Die Geflüchtetenzahlen sind nicht sehr viel weniger geworden. Wie stellt sich die Lage derzeit dar?
Qoja: Wir haben immer noch etwa 450.000 Flüchtlinge. In Erbil wohnen seit zehn Jahren auch viele Flüchtlinge aus dem Zentral- und Südirak. Die gehen nicht mehr zurück, die haben hier Häuser gekauft, ihre Kinder gehen hier zur Schule, sie sind ein Teil der Stadt geworden. Und das ist eine Bereicherung für die Stadt Erbil, kulturell, finanziell, ganz allgemein. Darauf sind wir als Erbilis stolz, das ist Teil unserer Geschichte. In Erbil achtet keiner auf Farbe oder Religion.

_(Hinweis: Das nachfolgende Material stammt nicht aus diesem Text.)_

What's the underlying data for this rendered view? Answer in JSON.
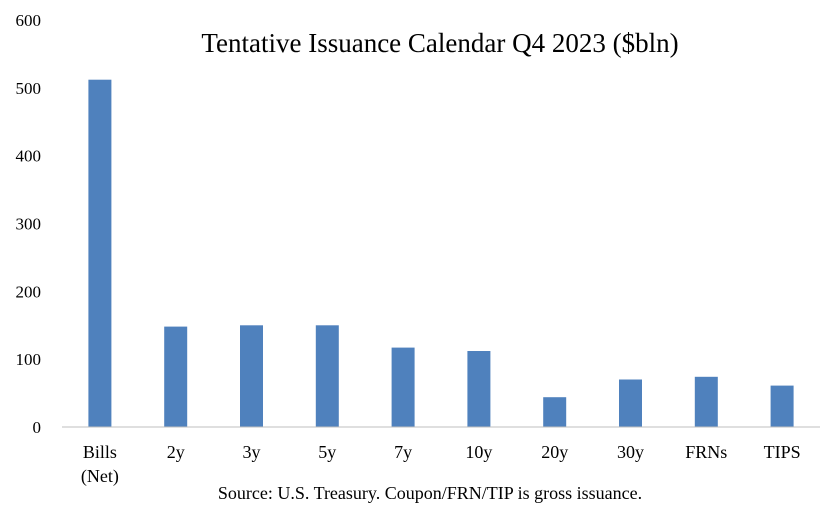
{
  "chart_data": {
    "type": "bar",
    "title": "Tentative Issuance Calendar Q4 2023 ($bln)",
    "source_note": "Source: U.S. Treasury. Coupon/FRN/TIP is gross issuance.",
    "categories": [
      [
        "Bills",
        "(Net)"
      ],
      [
        "2y"
      ],
      [
        "3y"
      ],
      [
        "5y"
      ],
      [
        "7y"
      ],
      [
        "10y"
      ],
      [
        "20y"
      ],
      [
        "30y"
      ],
      [
        "FRNs"
      ],
      [
        "TIPS"
      ]
    ],
    "values": [
      512,
      148,
      150,
      150,
      117,
      112,
      44,
      70,
      74,
      61
    ],
    "ylim": [
      0,
      600
    ],
    "yticks": [
      0,
      100,
      200,
      300,
      400,
      500,
      600
    ],
    "grid": false,
    "legend": "none",
    "bar_color": "#4F81BD",
    "xlabel": "",
    "ylabel": ""
  }
}
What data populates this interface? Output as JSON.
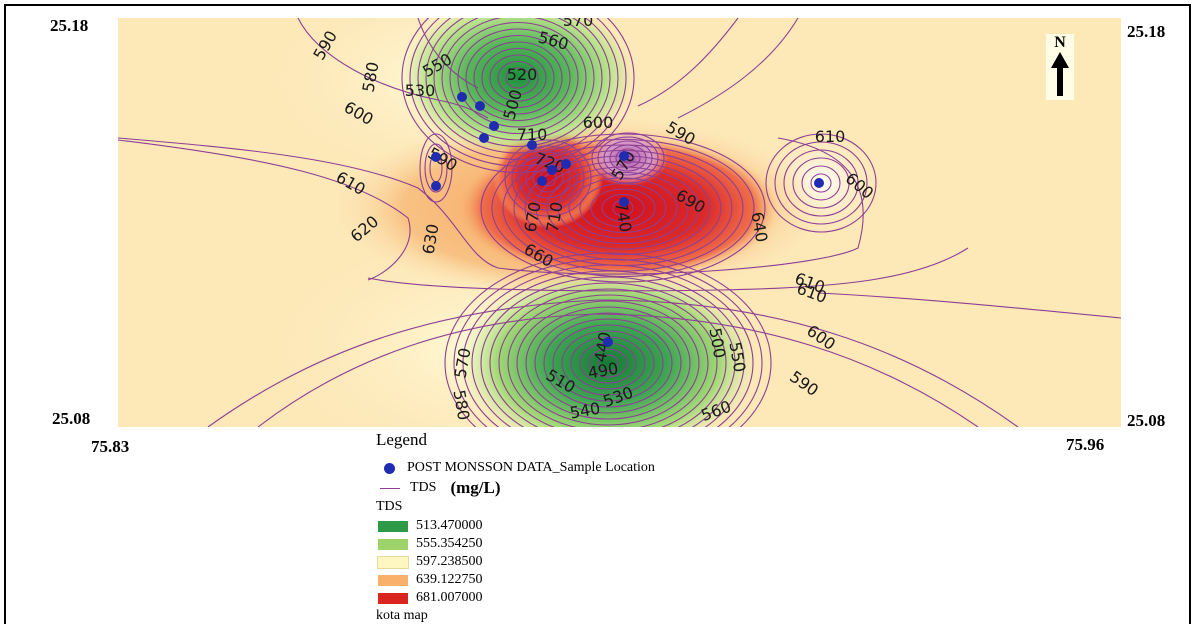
{
  "map": {
    "coords": {
      "top_left_lat": "25.18",
      "top_right_lat": "25.18",
      "bottom_left_lat": "25.08",
      "bottom_right_lat": "25.08",
      "bottom_left_lon": "75.83",
      "bottom_right_lon": "75.96"
    },
    "north_label": "N",
    "contour_labels": [
      "590",
      "570",
      "560",
      "580",
      "550",
      "520",
      "530",
      "500",
      "600",
      "600",
      "590",
      "570",
      "710",
      "590",
      "720",
      "610",
      "600",
      "670",
      "710",
      "740",
      "690",
      "640",
      "610",
      "620",
      "630",
      "660",
      "610",
      "600",
      "440",
      "500",
      "570",
      "550",
      "590",
      "490",
      "510",
      "530",
      "580",
      "540",
      "560",
      "610"
    ],
    "colors": {
      "outside": "#fde8b8",
      "green_dark": "#1f8f3e",
      "green_light": "#9ed36a",
      "yellow": "#fff9c9",
      "orange": "#f8b56e",
      "red": "#d71f24",
      "contour_line": "#8e3f95",
      "sample_point": "#1f2bb0"
    }
  },
  "legend": {
    "title": "Legend",
    "sample_label": "POST MONSSON DATA_Sample Location",
    "tds_line_label": "TDS",
    "unit": "(mg/L)",
    "tds_heading": "TDS",
    "classes": [
      {
        "label": "513.470000",
        "color": "#2e9a48"
      },
      {
        "label": "555.354250",
        "color": "#9ed36a"
      },
      {
        "label": "597.238500",
        "color": "#fff7c2"
      },
      {
        "label": "639.122750",
        "color": "#f8b06a"
      },
      {
        "label": "681.007000",
        "color": "#d9261f"
      }
    ],
    "footer": "kota map"
  }
}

Wie strahlen die Proteste in Bagdad und den Städten des Südirak nach Kurdistan aus?
Qoja: Seit 2003 gibt es große Unterschiede zwischen der Region Kurdistan und dem Rest-Irak. Hier hat man ab 2004 den Wiederaufbau begonnen, die kurdischen Städte blühen. Im restlichen Irak hat die Regierung in Bagdad keinen Stein aufeinander gelegt, im Gegenteil. Wir haben Verständnis dafür, dass die Leute jetzt auf die Straße gehen, es ist auch deren Recht. Sie haben unsere volle Unterstützung. Die meisten Jugendlichen sind arbeitslos, sie wollen ein würdiges Leben in ihrem eigenen Staat führen. Der Irak ist ein reiches Land, jeder fragt sich, wohin fließt das Geld überhaupt? Krankenhäuser, Schulen, Kulturzentren, soziale Institutionen sind in marodem Zustand, und das darf im Irak nicht passieren.
Die Korruption ist eines der drängendsten Probleme im Irak.
Qoja: Natürlich. Wir in der Region Kurdistan bestreiten nicht, dass es auch hier Korruption gibt, aber das Maß im Rest-Irak ist gewaltig. Außerdem wollen die Irakerinnen und Iraker, dass sie selbst das Land regieren. Jeder weiß, dass der Iran seit über zehn Jahren die Kontrolle im Irak innehat. Bis heute hat kein Ministerpräsident die Macht übernommen ohne Zustimmung des Iran. Und das muss ein Ende haben. Wir sind es, die unser Land bestimmen müssen.
Wie – und wann – kann das geschehen?
Qoja: Zeitlich kann man das nicht festlegen. Aber die Bereitschaft der Menschen, ihr Leben für ihre eigene Würde und ihr Selbstbestimmungsrecht in Gefahr zu bringen, ist ein Zeichen dafür, dass die Hegemonie des Iran im Irak ein Ende findet. Früher oder später.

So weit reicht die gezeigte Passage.